Karanlığında boğulduğum geceyi yine duvardaki şekillere anlam vermeye çalışarak bitirdim. Söz konusu ne aşk ne para!!!
Söz konusu insanların vicdan ve merhametten nasıl yoksun kaldıkları; her an, her yere nifak tohumu ekmeleri. Çılgınlar gibi ırkçılık yapıp, küçük, büyük, kadın, erkek, yaşlı, genç, çocuk ayırmadan sen iyisin sen kötü deyip, vurup kırmaları hangi ahlak dersinde var? Küçük bir çocuğun gözyaşında bile ırk arayışına girmenin cezai hükmü yok mudur? Dili, dini, ırkı ne olursa olsun en saf olan onlar değil miydi? Zenci olan beyaza ekmek uzatırken, hayır sen zencisin alamam, demiyor ki beyaz olan. O halde kimdir bu ırk savaşını başlatıp çocukların gözyaşını sömürenler? Küçük saf kalpleri birbirine düşman etmeye çalışan, birbirini çekemeyen ve kendine yetemeyen, insanlıktan nasibini almamış, insan müsveddeleri değil midir?

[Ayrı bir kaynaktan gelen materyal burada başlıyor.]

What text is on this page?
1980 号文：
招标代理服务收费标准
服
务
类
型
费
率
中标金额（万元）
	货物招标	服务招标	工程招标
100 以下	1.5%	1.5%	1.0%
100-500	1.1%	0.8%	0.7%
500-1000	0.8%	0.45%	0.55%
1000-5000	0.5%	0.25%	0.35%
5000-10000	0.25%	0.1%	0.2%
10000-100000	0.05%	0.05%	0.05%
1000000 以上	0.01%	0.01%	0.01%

Bulunduğu ortamlarda herkese sataşan; afili cümleler kurarak insanlık dersleri veren fakat kendisinde kırıntısı dahil olmayan vicdanı insanlığa paylaştırıyormuş gibi yapan o ezik bedenleredir sözüm! Keşke dünyanın ayırıcı bir mekanizması veyahut bir çöp poşeti olsaydı. Gözyaşlarını silmeye giden o küçücük ellerdir içimi bin bir parçaya bölen. İnsanın değil insanlığın ırkı yoktur. Şöyle demiyor muydu Vatan Şairi Mehmet Âkif;
"Hani milliyetin, İslam idi... Kavmiyet ne?
Sarılıp, sımsıkı dursaydın a milliyetine...
Arab’ın Türk’e, Laz’ın Çerkez’e Yahut Kürd’e;
Acemin Çinliye rüçhanı mı varmış? Nerde?
Müslümanlıkta "Anasır mı olurmuş? Ne gezer,
Fikr-i kavmiyeti tel’in ediyor Peygamber!"